REPUBLIKA.CO.ID, HONGARIA--Sebuah artikel panjang dalam koran harian Hongaria, Magyar Nemzet, menampilkan prediksi yang disampaikan Perdana Menteri Hongaria Viktor Orbán, bahwa pada tahun 2050, Eropa akan memiliki populasi Muslim yang besar sebagai akibat dari upaya multikulturalisme dan migrasi massal Eropa Barat, sebuah sikap yang terus ditolak oleh Hongaria dan Eropa Tengah.
"Perkiraan lain adalah bahwa pada tahun 2050, 20 persen dari populasi Eropa, tidak termasuk Rusia, akan menjadi Muslim," kata dia yang dikutip di RMX, Selasa (22/9).
"Tidak mengherankan bahwa negara-negara Eropa Tengah telah memilih masa depan yang berbeda, bebas dari imigrasi dan migrasi. Tidak mengherankan bahwa fokus kebijakan V4 adalah pada peningkatan daya saing, bahkan jika Brussel ingin bergerak ke arah yang berlawanan, seperti tujuan iklim yang dikejar sampai ke titik absurditas, Eropa sosial, sistem pajak bersama, masyarakat multikultural," ujarnya menambahkan.
Klaim Orbán didukung oleh data dari Pew Research, yang menemukan bahwa selama 30 tahun ke depan, populasi Muslim di Eropa bisa tiga kali lipat menjadi 76 juta.

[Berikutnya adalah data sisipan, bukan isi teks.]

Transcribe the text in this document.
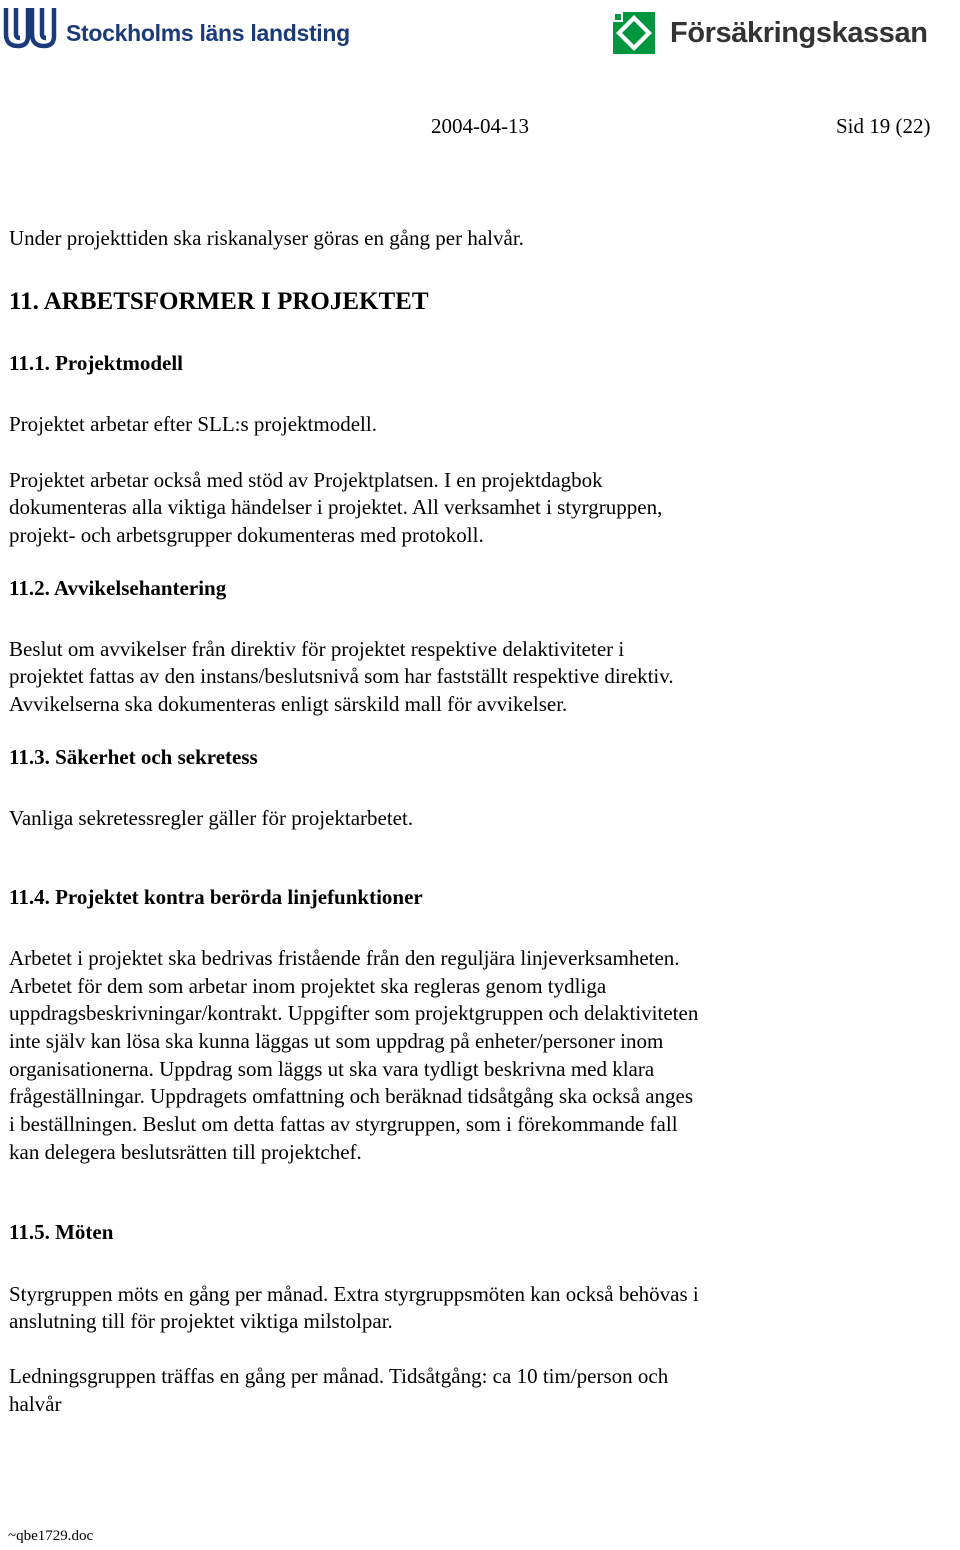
Stockholms läns landsting	Försäkringskassan
2004-04-13	Sid 19 (22)

Under projekttiden ska riskanalyser göras en gång per halvår.

11. ARBETSFORMER I PROJEKTET

11.1. Projektmodell

Projektet arbetar efter SLL:s projektmodell.

Projektet arbetar också med stöd av Projektplatsen. I en projektdagbok

dokumenteras alla viktiga händelser i projektet. All verksamhet i styrgruppen,

projekt- och arbetsgrupper dokumenteras med protokoll.

11.2. Avvikelsehantering

Beslut om avvikelser från direktiv för projektet respektive delaktiviteter i

projektet fattas av den instans/beslutsnivå som har fastställt respektive direktiv.

Avvikelserna ska dokumenteras enligt särskild mall för avvikelser.

11.3. Säkerhet och sekretess

Vanliga sekretessregler gäller för projektarbetet.

11.4. Projektet kontra berörda linjefunktioner

Arbetet i projektet ska bedrivas fristående från den reguljära linjeverksamheten.

Arbetet för dem som arbetar inom projektet ska regleras genom tydliga

uppdragsbeskrivningar/kontrakt. Uppgifter som projektgruppen och delaktiviteten

inte själv kan lösa ska kunna läggas ut som uppdrag på enheter/personer inom

organisationerna. Uppdrag som läggs ut ska vara tydligt beskrivna med klara

frågeställningar. Uppdragets omfattning och beräknad tidsåtgång ska också anges

i beställningen. Beslut om detta fattas av styrgruppen, som i förekommande fall

kan delegera beslutsrätten till projektchef.

11.5. Möten

Styrgruppen möts en gång per månad. Extra styrgruppsmöten kan också behövas i

anslutning till för projektet viktiga milstolpar.

Ledningsgruppen träffas en gång per månad. Tidsåtgång: ca 10 tim/person och

halvår

~qbe1729.doc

"Ancaman terbesar bagi penentuan nasib nasional saat ini adalah jaringan yang mempromosikan masyarakat terbuka global, dan berupaya untuk menghapus kerangka kerja nasional," sambung Orbán.
Orbán mengatakan bahwa semua akan terjadi seperti yang diperkirakan banyak orang, dan persoalan migrasi mungkin merupakan masalah yang paling memecah belah antara kaum konservatif dan liberal, tulisnya.
Sebagai hasil dari sikap Barat tentang migrasi, Eropa Tengah semakin ke arahnya sendiri, kata Orbán. Tidaklah mengherankan bahwa apa yang diramalkan dengan sedikit akal sehat benar-benar terjadi, tulisnya.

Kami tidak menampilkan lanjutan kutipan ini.